Hello All,
I have a quick update on (unsuccessful) results
from using topic models for the challenge.
The topic model worked fine, but I think to get interesting
semantic words I would need a lot more topics.
https://github.com/ivanistheone/Latent-Dirichlet-Allocation/blob/master/semrelwords/RESULTS.txt
> > 4. Then to find semantically related terms for word "w" do as follows:
> > 4.1 Find most likely topic
> > t* = argmax_{t} p(W=w|t)
> > 4.2 Print the top ten words from topic t*
> > sem_rel = [ select 10 from w ordered by p(w|t*) ]
>
> This seems like a reasonable approach, although I wonder if it would
> be possible to integrate over all topics.
>
Yes, certainly. We could order by
sum_t p(w|t*)p(t|w=query),
which is a form I have seen in several papers.

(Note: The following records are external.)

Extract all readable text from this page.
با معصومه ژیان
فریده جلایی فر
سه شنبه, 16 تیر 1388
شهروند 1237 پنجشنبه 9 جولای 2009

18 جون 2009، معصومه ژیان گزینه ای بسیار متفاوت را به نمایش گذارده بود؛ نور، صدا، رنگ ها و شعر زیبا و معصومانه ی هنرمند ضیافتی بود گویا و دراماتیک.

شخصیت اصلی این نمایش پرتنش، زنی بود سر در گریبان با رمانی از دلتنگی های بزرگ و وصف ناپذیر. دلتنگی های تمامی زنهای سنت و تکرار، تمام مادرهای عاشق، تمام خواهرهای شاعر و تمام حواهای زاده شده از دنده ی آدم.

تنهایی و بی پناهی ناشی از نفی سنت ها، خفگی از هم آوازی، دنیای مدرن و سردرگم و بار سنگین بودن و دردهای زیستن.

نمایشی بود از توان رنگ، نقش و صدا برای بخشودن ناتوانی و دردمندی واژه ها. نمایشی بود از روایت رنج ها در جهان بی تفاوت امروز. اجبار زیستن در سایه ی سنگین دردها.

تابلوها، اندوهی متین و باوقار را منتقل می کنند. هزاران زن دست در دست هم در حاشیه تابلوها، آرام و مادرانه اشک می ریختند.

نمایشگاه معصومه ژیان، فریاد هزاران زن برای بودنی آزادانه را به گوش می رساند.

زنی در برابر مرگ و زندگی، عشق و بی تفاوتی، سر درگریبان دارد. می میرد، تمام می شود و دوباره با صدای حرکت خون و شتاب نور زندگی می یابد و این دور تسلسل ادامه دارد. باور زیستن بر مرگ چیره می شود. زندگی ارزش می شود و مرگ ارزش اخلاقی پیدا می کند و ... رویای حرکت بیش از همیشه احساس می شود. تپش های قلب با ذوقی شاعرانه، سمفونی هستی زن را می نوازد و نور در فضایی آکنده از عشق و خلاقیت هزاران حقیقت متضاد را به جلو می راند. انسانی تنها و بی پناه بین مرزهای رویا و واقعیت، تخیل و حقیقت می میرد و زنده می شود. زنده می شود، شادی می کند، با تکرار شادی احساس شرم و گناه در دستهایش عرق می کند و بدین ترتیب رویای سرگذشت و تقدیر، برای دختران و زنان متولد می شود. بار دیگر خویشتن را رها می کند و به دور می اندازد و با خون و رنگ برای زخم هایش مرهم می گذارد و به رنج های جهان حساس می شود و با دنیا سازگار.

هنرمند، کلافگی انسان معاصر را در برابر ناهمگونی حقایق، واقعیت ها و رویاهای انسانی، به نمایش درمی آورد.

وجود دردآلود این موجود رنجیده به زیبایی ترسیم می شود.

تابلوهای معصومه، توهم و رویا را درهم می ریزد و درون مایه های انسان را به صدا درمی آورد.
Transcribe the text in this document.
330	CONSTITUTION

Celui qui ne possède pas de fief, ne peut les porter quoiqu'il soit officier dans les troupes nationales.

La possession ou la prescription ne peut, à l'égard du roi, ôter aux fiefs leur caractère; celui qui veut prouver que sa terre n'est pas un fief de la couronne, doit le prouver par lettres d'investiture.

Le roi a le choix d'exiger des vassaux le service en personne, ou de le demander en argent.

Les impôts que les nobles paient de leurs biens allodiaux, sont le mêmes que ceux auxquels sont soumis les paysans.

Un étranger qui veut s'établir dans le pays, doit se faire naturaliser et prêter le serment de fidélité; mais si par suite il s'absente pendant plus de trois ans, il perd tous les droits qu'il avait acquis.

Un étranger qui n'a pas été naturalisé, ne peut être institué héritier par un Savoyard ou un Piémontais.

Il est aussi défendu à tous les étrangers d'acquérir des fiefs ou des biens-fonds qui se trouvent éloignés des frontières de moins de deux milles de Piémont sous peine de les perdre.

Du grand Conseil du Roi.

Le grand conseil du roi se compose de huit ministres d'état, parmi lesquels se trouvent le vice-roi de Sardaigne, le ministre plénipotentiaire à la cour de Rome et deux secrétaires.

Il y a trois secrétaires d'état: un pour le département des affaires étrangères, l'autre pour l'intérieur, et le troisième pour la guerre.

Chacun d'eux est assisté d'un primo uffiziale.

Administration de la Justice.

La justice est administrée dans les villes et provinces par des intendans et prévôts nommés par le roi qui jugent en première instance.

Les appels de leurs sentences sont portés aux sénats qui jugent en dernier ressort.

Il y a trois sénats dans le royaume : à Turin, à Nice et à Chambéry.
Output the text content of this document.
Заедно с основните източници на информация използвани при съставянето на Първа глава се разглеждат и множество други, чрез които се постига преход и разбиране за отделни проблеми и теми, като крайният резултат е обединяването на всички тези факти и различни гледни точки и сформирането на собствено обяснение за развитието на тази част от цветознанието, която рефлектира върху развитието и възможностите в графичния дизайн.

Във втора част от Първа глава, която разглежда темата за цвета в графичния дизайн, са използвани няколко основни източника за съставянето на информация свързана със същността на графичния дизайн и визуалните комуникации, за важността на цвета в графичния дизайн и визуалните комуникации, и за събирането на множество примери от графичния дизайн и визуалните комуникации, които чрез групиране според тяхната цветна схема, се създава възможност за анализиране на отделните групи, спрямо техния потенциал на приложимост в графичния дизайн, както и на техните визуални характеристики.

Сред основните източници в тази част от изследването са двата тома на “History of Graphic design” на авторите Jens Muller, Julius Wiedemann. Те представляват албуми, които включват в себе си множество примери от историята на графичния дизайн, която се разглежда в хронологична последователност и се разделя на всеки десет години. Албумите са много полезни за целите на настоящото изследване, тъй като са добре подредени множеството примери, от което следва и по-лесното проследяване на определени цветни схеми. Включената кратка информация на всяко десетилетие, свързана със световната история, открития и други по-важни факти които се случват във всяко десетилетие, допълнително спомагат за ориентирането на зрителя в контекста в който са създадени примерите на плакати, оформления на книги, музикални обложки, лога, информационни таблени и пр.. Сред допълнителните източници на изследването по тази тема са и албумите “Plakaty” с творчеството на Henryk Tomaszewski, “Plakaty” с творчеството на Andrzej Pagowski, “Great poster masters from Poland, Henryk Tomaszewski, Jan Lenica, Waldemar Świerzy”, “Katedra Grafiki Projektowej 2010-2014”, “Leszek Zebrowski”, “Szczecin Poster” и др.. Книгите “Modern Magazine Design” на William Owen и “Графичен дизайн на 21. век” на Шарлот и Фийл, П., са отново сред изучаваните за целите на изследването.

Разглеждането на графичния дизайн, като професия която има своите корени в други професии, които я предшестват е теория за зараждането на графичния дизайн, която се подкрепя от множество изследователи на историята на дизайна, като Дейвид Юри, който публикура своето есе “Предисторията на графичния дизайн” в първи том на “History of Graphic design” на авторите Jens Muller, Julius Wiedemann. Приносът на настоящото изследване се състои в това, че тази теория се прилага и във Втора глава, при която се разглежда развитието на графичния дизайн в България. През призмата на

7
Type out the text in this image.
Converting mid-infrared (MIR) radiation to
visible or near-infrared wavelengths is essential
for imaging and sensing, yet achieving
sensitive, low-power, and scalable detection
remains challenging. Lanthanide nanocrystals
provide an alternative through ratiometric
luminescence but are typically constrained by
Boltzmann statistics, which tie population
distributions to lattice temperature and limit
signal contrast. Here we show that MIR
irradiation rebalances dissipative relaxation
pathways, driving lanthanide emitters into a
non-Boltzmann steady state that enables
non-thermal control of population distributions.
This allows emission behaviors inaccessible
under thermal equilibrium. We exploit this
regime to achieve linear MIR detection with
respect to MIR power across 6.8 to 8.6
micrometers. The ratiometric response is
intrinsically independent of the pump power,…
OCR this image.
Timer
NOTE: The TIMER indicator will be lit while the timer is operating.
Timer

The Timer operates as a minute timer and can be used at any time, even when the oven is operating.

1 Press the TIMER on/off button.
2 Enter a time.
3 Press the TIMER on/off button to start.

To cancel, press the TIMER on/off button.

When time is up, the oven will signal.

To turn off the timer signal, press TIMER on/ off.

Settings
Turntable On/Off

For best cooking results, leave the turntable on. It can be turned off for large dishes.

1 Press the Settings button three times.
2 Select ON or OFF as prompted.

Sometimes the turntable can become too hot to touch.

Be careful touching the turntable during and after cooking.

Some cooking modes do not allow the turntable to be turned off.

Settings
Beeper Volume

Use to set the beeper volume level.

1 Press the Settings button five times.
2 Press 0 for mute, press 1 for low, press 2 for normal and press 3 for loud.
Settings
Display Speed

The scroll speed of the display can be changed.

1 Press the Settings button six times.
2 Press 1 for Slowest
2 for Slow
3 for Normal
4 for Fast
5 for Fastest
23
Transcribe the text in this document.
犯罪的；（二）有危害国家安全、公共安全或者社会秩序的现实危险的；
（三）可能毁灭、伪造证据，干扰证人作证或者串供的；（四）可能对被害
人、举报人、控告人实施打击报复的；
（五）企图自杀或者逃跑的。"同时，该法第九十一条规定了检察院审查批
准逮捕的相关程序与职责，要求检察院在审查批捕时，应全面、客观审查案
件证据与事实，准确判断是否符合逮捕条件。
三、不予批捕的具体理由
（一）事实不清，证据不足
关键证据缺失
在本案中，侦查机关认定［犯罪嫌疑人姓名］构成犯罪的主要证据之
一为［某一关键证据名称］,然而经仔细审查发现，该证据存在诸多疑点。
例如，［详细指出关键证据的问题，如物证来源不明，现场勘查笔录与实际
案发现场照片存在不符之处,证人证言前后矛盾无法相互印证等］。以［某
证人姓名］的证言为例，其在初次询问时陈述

I was hoping that picking the "top" topic I would
be picking only one meaning of the word -- and
avoid problems with polysemy.
> > 1M is a serious vocabulary size, this is why I wanted to play with
> > this, but I won't be finished until Wednesday or so.
> > Let me know if you take late submissions....
>
> Sure, submit it then and I will include the results.
>
I don't think I will be able to continue this exploration this
week, but I will keep going back to this data set as I flesh
out the functionality of `liblda`.
The data set is so noisy/lacking in information that it makes
a good text of what ML techniques can extract from very
noisy and short documents...
Thanks for posting the challenge!
It has been entertaining...
Ivan